Well, at least SaaS and DevOps are easily googleable. Still, in any type of
written article, I would just take the time to write out the abbreviated thing
in full the first time. Takes maybe 2 seconds and 10 letters more, and you
won't have people like me complaining :)

------
roystonvassey
A few years back, I was an out-and-out SAS guy. This was mainly because the
company I worked for had everything in SAS.
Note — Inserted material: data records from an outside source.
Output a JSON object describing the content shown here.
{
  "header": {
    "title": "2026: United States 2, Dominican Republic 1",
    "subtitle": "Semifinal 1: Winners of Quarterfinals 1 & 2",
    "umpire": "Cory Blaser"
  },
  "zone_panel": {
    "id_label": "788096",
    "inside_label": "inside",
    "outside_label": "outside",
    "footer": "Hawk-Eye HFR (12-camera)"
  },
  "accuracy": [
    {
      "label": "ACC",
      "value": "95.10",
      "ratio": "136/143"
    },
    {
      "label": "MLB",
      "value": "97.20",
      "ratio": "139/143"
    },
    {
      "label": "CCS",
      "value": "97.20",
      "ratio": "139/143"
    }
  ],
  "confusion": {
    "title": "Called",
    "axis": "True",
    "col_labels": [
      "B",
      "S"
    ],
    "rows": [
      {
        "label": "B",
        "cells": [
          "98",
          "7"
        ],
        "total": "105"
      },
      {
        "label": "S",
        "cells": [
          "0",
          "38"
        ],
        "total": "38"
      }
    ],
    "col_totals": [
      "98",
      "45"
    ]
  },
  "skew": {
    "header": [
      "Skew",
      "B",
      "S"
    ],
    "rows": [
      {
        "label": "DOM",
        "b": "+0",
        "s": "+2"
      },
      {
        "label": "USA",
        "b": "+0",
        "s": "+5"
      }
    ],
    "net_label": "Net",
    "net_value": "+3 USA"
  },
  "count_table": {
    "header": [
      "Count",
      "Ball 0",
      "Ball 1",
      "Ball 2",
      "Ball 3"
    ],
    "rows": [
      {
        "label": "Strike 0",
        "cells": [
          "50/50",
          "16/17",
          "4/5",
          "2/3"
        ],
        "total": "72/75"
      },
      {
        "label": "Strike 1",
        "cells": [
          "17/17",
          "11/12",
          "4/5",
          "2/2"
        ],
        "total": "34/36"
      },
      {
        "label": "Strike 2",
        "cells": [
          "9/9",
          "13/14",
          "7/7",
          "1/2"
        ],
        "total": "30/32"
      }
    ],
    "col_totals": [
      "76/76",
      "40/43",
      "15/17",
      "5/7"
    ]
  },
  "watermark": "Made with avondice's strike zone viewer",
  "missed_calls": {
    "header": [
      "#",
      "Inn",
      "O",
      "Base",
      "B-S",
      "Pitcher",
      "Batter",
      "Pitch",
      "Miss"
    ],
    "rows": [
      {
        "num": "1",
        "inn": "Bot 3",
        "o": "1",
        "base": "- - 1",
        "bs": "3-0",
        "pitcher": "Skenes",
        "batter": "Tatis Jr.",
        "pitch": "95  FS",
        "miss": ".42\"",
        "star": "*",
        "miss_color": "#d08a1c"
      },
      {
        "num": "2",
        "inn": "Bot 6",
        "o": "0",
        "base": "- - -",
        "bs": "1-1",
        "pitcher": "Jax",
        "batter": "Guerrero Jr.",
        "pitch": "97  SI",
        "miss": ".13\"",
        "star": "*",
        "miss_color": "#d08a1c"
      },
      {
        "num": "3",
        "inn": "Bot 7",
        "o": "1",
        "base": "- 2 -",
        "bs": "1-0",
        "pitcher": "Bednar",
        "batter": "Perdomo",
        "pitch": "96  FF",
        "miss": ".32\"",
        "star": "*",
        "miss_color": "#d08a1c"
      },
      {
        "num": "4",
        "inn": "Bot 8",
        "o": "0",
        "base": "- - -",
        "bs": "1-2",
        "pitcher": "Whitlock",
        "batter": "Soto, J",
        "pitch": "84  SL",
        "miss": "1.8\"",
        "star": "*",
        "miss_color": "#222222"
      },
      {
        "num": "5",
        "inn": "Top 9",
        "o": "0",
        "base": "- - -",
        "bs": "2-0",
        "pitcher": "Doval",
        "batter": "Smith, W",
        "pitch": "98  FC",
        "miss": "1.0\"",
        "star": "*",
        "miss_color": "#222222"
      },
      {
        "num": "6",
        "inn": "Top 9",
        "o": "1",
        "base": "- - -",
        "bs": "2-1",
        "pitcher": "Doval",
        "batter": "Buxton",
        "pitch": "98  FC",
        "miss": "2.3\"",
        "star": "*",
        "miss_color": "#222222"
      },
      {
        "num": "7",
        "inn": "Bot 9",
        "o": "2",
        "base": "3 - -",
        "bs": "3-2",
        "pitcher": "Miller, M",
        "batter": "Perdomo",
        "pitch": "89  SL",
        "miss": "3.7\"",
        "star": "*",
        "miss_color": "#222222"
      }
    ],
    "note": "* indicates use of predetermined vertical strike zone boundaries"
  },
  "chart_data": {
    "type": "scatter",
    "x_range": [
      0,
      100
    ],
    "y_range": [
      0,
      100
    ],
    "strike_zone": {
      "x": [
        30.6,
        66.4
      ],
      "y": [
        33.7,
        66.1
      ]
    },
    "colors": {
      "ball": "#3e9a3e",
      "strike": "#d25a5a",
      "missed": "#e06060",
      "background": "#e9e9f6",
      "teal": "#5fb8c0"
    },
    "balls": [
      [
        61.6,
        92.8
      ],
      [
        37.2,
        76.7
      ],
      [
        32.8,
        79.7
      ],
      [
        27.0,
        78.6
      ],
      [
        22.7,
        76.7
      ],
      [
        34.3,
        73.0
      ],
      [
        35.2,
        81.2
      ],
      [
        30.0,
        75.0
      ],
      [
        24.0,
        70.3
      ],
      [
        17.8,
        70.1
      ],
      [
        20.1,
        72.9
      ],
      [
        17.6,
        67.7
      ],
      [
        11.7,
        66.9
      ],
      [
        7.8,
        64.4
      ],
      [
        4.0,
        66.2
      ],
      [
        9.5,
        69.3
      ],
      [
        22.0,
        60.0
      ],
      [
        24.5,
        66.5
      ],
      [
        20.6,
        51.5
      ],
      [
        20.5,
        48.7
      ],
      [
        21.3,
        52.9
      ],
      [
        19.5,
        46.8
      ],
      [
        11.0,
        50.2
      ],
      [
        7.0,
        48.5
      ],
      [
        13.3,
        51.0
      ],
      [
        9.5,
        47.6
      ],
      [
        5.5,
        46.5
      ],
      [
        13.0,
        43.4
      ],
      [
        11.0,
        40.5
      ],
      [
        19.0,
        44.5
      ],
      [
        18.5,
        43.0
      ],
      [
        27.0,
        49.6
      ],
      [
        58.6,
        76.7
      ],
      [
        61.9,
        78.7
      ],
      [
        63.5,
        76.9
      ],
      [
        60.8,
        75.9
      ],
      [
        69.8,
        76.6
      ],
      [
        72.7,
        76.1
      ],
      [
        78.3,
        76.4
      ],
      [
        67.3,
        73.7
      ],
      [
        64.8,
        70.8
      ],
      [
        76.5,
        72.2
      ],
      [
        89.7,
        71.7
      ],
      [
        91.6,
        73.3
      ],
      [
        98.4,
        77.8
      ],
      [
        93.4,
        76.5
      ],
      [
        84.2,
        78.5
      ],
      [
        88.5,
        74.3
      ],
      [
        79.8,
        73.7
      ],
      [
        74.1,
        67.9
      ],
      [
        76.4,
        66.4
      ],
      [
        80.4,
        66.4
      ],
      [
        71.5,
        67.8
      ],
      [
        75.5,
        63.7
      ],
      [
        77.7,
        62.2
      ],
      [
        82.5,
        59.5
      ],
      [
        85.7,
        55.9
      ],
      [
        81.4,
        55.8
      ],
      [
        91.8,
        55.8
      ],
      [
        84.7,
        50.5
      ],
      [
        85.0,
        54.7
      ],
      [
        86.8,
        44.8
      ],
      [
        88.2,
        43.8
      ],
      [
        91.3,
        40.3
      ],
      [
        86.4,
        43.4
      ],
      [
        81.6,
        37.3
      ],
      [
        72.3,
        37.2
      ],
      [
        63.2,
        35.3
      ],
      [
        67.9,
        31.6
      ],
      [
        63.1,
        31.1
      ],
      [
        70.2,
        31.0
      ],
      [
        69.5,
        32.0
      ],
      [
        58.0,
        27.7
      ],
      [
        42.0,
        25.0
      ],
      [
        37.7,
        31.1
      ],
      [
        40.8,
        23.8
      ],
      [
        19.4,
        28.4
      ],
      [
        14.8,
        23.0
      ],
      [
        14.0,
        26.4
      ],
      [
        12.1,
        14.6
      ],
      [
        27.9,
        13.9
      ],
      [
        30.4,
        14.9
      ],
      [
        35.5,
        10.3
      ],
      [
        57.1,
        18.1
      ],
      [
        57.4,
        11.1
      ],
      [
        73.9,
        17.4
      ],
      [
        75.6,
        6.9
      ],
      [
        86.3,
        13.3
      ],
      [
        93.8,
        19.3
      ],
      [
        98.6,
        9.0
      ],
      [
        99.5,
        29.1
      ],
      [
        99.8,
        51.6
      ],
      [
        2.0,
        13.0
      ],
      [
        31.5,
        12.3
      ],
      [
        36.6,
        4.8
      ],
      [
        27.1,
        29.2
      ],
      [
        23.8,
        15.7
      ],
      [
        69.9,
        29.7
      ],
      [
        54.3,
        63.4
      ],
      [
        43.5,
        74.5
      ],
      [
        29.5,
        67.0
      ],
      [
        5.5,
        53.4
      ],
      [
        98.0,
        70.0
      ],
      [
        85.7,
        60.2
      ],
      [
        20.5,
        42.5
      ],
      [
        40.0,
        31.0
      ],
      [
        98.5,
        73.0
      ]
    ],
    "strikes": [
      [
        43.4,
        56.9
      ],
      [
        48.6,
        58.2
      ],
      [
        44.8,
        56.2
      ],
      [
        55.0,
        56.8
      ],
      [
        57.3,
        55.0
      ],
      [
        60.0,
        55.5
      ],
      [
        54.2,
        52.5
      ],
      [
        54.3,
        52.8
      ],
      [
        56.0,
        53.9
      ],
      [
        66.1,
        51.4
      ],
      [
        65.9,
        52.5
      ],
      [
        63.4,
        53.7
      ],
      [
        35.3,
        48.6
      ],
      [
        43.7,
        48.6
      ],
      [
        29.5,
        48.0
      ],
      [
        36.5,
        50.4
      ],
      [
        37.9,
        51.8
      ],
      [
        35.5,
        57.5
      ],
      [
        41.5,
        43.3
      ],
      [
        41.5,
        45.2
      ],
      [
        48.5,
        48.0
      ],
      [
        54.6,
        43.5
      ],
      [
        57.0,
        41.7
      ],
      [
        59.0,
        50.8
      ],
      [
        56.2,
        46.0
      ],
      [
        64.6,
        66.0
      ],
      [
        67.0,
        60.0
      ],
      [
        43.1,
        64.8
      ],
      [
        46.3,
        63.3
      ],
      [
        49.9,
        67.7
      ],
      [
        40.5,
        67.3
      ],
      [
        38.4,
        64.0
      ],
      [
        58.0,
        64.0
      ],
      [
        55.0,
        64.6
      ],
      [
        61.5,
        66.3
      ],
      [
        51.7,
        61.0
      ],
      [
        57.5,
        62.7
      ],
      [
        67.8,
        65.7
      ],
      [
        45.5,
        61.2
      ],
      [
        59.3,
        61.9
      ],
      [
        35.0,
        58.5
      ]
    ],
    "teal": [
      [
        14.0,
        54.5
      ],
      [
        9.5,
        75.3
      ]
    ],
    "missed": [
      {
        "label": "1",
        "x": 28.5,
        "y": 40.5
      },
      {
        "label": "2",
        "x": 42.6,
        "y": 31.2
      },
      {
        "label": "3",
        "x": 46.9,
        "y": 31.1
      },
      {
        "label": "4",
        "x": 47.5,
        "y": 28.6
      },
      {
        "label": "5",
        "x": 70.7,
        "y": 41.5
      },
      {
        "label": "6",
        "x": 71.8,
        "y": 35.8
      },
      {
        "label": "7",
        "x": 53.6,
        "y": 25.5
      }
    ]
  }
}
Then, our company acquired a competitor to SAS; SAS was booted out and
literally, overnight, we were asked to stop using SAS and switch over. Thanks
to this development, my team and I scrambled to port it over to the new tool.
Of course, the transition wasn't smooth and a lot of our programs couldn't be
migrated. This is when I began exploring Python and fell in love with it. I
rediscovered programming, powerful ML libraries and the awesomeness of the
open-source paradigm.

I end my random anecdote to say that I'm grateful for this (unexpected)
development that helped me accelerate my career in data science, which would
have definitely not happened if the abrupt removal of SAS hadn't taken place.
I would've most likely still be churning regular dashboards built on legacy
SAS code for some bank.

------
Macuyiko
About a year ago, a sales guy from SAS came to give a talk about Viya at our
uni. They even brought a data scientist (whom I believe was actually a smart
kid and feeling uneasy about being dragged into a sales pitch). Traditionally,
SAS has pushed a lot of resources in the educational sector. Get them started
young, and they'll be customers forever.

So anyway, the presentation includes showing off a Jupyter notebook and
showing how you can easily use pandas to load in your data set, build a model
(with Viya), and plot the results with matplotlib. Standard data science
stuff, but distributed automagically thanks to Viya.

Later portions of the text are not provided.